What can financial service providers do to comply?

Some compliance measures that could be considered, if they have not already been, include:

  • Intermediaries should focus on the extent to which their disclosures make consumers aware of the existence of their agreements and whether any changes are needed.
  • Review existing pro forma contract terms to see if pro forma contracts include harmful terms.
  • If pro forma contracts contain harmful clauses which should be retained in the contract, ensure that these clauses are made clear to the consumer from the outset, for example on a cover in large print.
  • If applicable, include a clause in pro forma contracts stating that an agreement exists under which a referral fee, commission, scouting fee, etc. will become payable to the supplier.

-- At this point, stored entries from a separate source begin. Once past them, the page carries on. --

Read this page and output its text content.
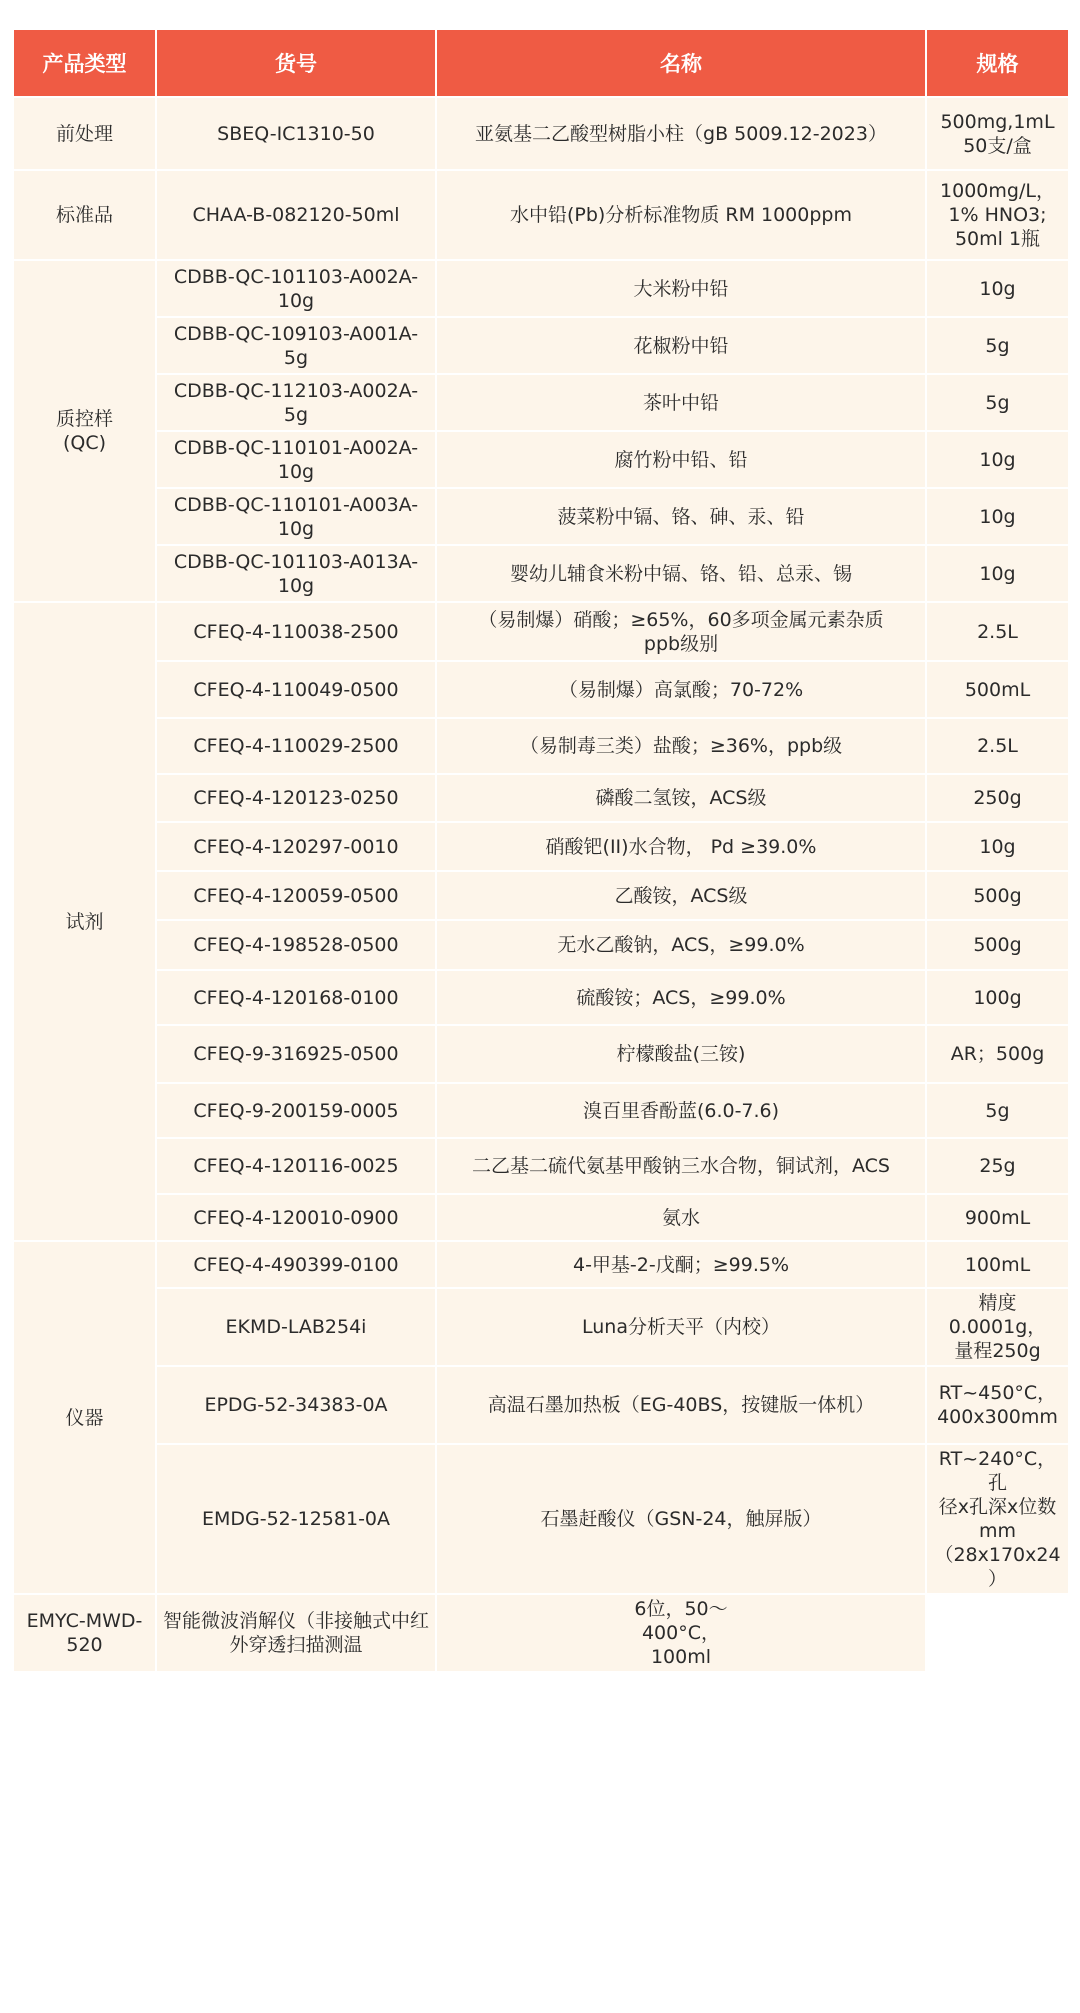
产品类型	货号	名称	规格

前处理	SBEQ-IC1310-50	亚氨基二乙酸型树脂小柱（gB 5009.12-2023）	500mg,1mL
50支/盒

标准品	CHAA-B-082120-50ml	水中铅(Pb)分析标准物质 RM 1000ppm	1000mg/L，
1% HNO3;
50ml 1瓶

质控样
(QC)	CDBB-QC-101103-A002A-
10g	大米粉中铅	10g

	CDBB-QC-109103-A001A-
5g	花椒粉中铅	5g

	CDBB-QC-112103-A002A-
5g	茶叶中铅	5g

	CDBB-QC-110101-A002A-
10g	腐竹粉中铅、铅	10g

	CDBB-QC-110101-A003A-
10g	菠菜粉中镉、铬、砷、汞、铅	10g

	CDBB-QC-101103-A013A-
10g	婴幼儿辅食米粉中镉、铬、铅、总汞、锡	10g

试剂	CFEQ-4-110038-2500	（易制爆）硝酸；≥65%，60多项金属元素杂质
ppb级别	2.5L

	CFEQ-4-110049-0500	（易制爆）高氯酸；70-72%	500mL

	CFEQ-4-110029-2500	（易制毒三类）盐酸；≥36%，ppb级	2.5L

	CFEQ-4-120123-0250	磷酸二氢铵，ACS级	250g

	CFEQ-4-120297-0010	硝酸钯(II)水合物， Pd ≥39.0%	10g

	CFEQ-4-120059-0500	乙酸铵，ACS级	500g

	CFEQ-4-198528-0500	无水乙酸钠，ACS，≥99.0%	500g

	CFEQ-4-120168-0100	硫酸铵；ACS，≥99.0%	100g

	CFEQ-9-316925-0500	柠檬酸盐(三铵)	AR；500g

	CFEQ-9-200159-0005	溴百里香酚蓝(6.0-7.6)	5g

	CFEQ-4-120116-0025	二乙基二硫代氨基甲酸钠三水合物，铜试剂，ACS	25g

	CFEQ-4-120010-0900	氨水	900mL

仪器	CFEQ-4-490399-0100	4-甲基-2-戊酮；≥99.5%	100mL

	EKMD-LAB254i	Luna分析天平（内校）	精度0.0001g，
量程250g

	EPDG-52-34383-0A	高温石墨加热板（EG-40BS，按键版一体机）	RT~450°C，
400x300mm

	EMDG-52-12581-0A	石墨赶酸仪（GSN-24，触屏版）	RT~240°C，孔
径x孔深x位数
mm
（28x170x24）

EMYC-MWD-520	智能微波消解仪（非接触式中红外穿透扫描测温	6位，50～
400°C，
100ml	
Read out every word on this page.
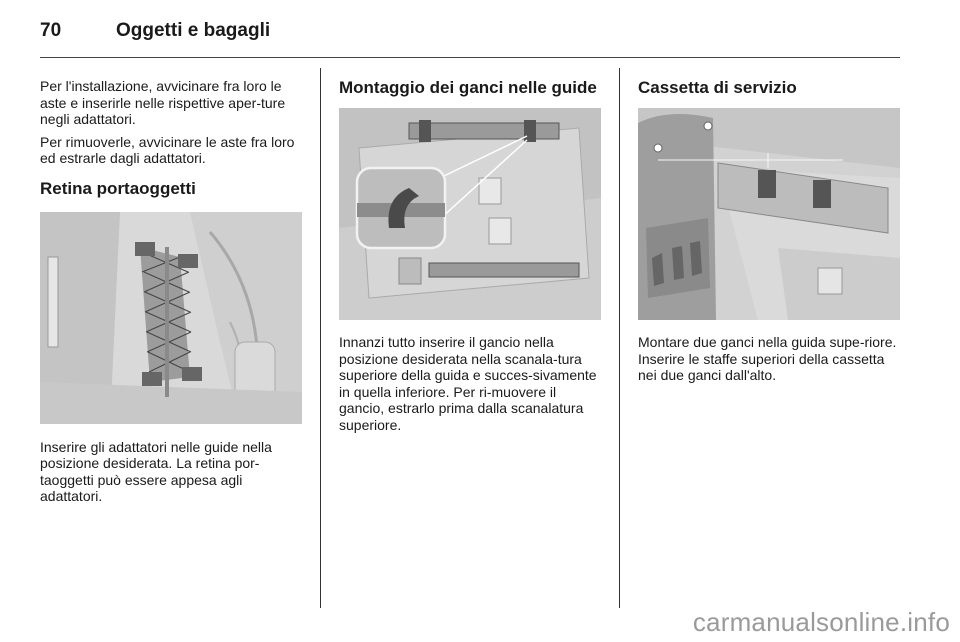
70	Oggetti e bagagli

Per l'installazione, avvicinare fra loro le aste e inserirle nelle rispettive aper-ture negli adattatori.

Per rimuoverle, avvicinare le aste fra loro ed estrarle dagli adattatori.

Retina portaoggetti

Inserire gli adattatori nelle guide nella posizione desiderata. La retina por-taoggetti può essere appesa agli adattatori.

Montaggio dei ganci nelle guide

Innanzi tutto inserire il gancio nella posizione desiderata nella scanala-tura superiore della guida e succes-sivamente in quella inferiore. Per ri-muovere il gancio, estrarlo prima dalla scanalatura superiore.

Cassetta di servizio

Montare due ganci nella guida supe-riore. Inserire le staffe superiori della cassetta nei due ganci dall'alto.

carmanualsonline.info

  • Create checkboxes (or pop-ups with checkboxes for online sales) for consumers to tick to confirm they understand:
    • that the contract includes harmful clauses and that they are aware of the substance of the harmful clauses and their effect (and list what these harmful clauses are next to the tick box);
    • a commission or referral will be payable to the supplier.
  • Create scripts for call center staff to follow regarding the disclosure of harmful terms and the existence of commissions/referral fees to be paid, and ask consumers to confirm they understand this before proceeding.
  • Ask staff to keep notes of communications they have with consumers to ensure they are logging conversations by recording how and when harmful conditions were disclosed.